Richmond’s city council approved the $1 billion project after a six-hour hearing marked by sharp divisions of opinion. The upgrade at Chevron’s Richmond refinery will allow the company to refine higher-sulfur crude oil. It’s a smaller version of a project the company first proposed in 2005, and which was stopped by a lawsuit in 2009.
The modernization project, as Chevron calls it, centers around the construction of a new hydrogen plant. Hydrogen is used to clean sulfur out of crude oil. Chevron is looking to refine higher-sulfur crude, also known as sour crude or dirty crude, because, the company says, that’s what they’re getting from declining oil fields.
The project that passed the council late Tuesday night is a revised version of Chevron’s proposal. Known as Alternative 11, the project caps greenhouse gas emissions; instead of no net increase, there will be no increase in greenhouse gas emissions, period. With the upgrade, Chevron will be able to process more sulfur, but Alternative 11 permits Chevron to process less than the company originally wanted.
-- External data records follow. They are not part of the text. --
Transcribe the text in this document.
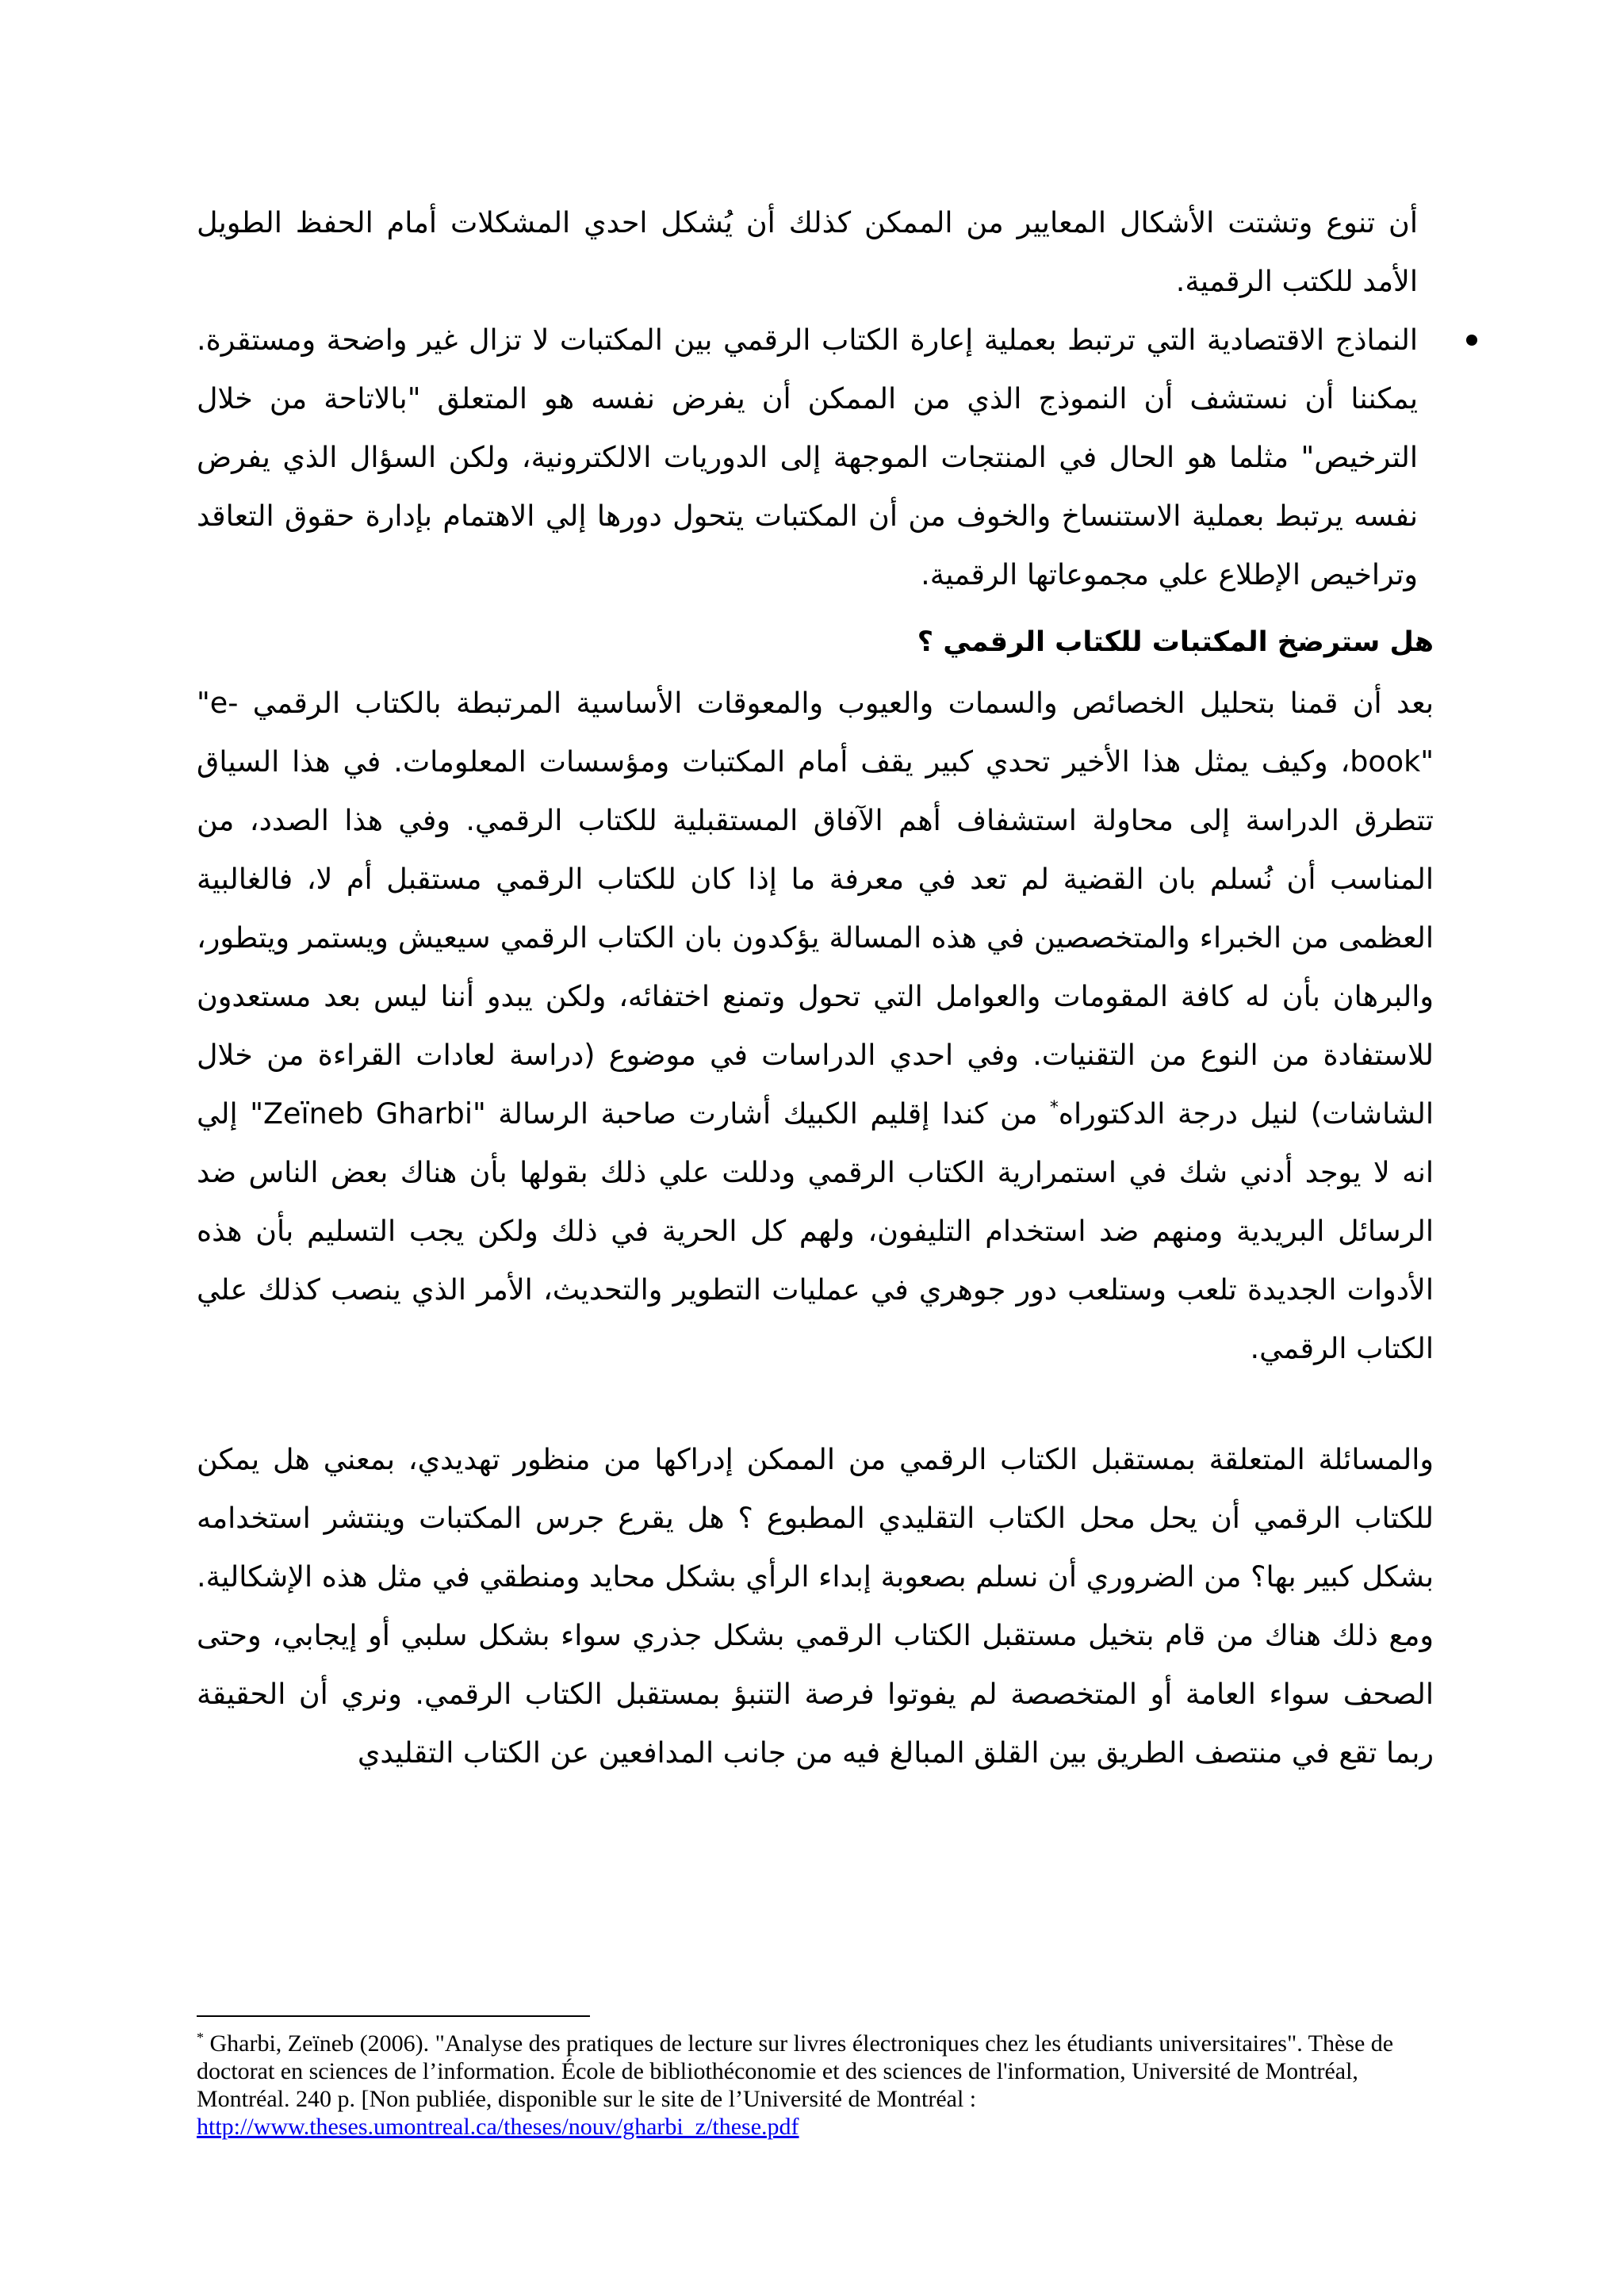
أن تنوع وتشتت الأشكال المعايير من الممكن كذلك أن يُشكل احدي المشكلات أمام الحفظ الطويل الأمد للكتب الرقمية.

النماذج الاقتصادية التي ترتبط بعملية إعارة الكتاب الرقمي بين المكتبات لا تزال غير واضحة ومستقرة. يمكننا أن نستشف أن النموذج الذي من الممكن أن يفرض نفسه هو المتعلق "بالاتاحة من خلال الترخيص" مثلما هو الحال في المنتجات الموجهة إلى الدوريات الالكترونية، ولكن السؤال الذي يفرض نفسه يرتبط بعملية الاستنساخ والخوف من أن المكتبات يتحول دورها إلي الاهتمام بإدارة حقوق التعاقد وتراخيص الإطلاع علي مجموعاتها الرقمية.
هل سترضخ المكتبات للكتاب الرقمي ؟

بعد أن قمنا بتحليل الخصائص والسمات والعيوب والمعوقات الأساسية المرتبطة بالكتاب الرقمي "e-book"، وكيف يمثل هذا الأخير تحدي كبير يقف أمام المكتبات ومؤسسات المعلومات. في هذا السياق تتطرق الدراسة إلى محاولة استشفاف أهم الآفاق المستقبلية للكتاب الرقمي. وفي هذا الصدد، من المناسب أن نُسلم بان القضية لم تعد في معرفة ما إذا كان للكتاب الرقمي مستقبل أم لا، فالغالبية العظمى من الخبراء والمتخصصين في هذه المسالة يؤكدون بان الكتاب الرقمي سيعيش ويستمر ويتطور، والبرهان بأن له كافة المقومات والعوامل التي تحول وتمنع اختفائه، ولكن يبدو أننا ليس بعد مستعدون للاستفادة من النوع من التقنيات. وفي احدي الدراسات في موضوع (دراسة لعادات القراءة من خلال الشاشات) لنيل درجة الدكتوراه* من كندا إقليم الكبيك أشارت صاحبة الرسالة "Zeïneb Gharbi" إلي انه لا يوجد أدني شك في استمرارية الكتاب الرقمي ودللت علي ذلك بقولها بأن هناك بعض الناس ضد الرسائل البريدية ومنهم ضد استخدام التليفون، ولهم كل الحرية في ذلك ولكن يجب التسليم بأن هذه الأدوات الجديدة تلعب وستلعب دور جوهري في عمليات التطوير والتحديث، الأمر الذي ينصب كذلك علي الكتاب الرقمي.

والمسائلة المتعلقة بمستقبل الكتاب الرقمي من الممكن إدراكها من منظور تهديدي، بمعني هل يمكن للكتاب الرقمي أن يحل محل الكتاب التقليدي المطبوع ؟ هل يقرع جرس المكتبات وينتشر استخدامه بشكل كبير بها؟ من الضروري أن نسلم بصعوبة إبداء الرأي بشكل محايد ومنطقي في مثل هذه الإشكالية. ومع ذلك هناك من قام بتخيل مستقبل الكتاب الرقمي بشكل جذري سواء بشكل سلبي أو إيجابي، وحتى الصحف سواء العامة أو المتخصصة لم يفوتوا فرصة التنبؤ بمستقبل الكتاب الرقمي. ونري أن الحقيقة ربما تقع في منتصف الطريق بين القلق المبالغ فيه من جانب المدافعين عن الكتاب التقليدي

* Gharbi, Zeïneb (2006). "Analyse des pratiques de lecture sur livres électroniques chez les étudiants universitaires". Thèse de doctorat en sciences de l’information. École de bibliothéconomie et des sciences de l'information, Université de Montréal, Montréal. 240 p. [Non publiée, disponible sur le site de l’Université de Montréal : http://www.theses.umontreal.ca/theses/nouv/gharbi_z/these.pdf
Alternative 11 could actually reduce the amount of crude oil moving through the refinery.
“It’s going to have to do more to refine higher-sulfur crude, which means it’s going to have to use more energy to refine that higher-sulfur crude, which means it won’t have enough energy left over to refine as much crude,” explained Jennifer Hernandez, an attorney with Holland & Knight, and the city’s lead consultant on the project.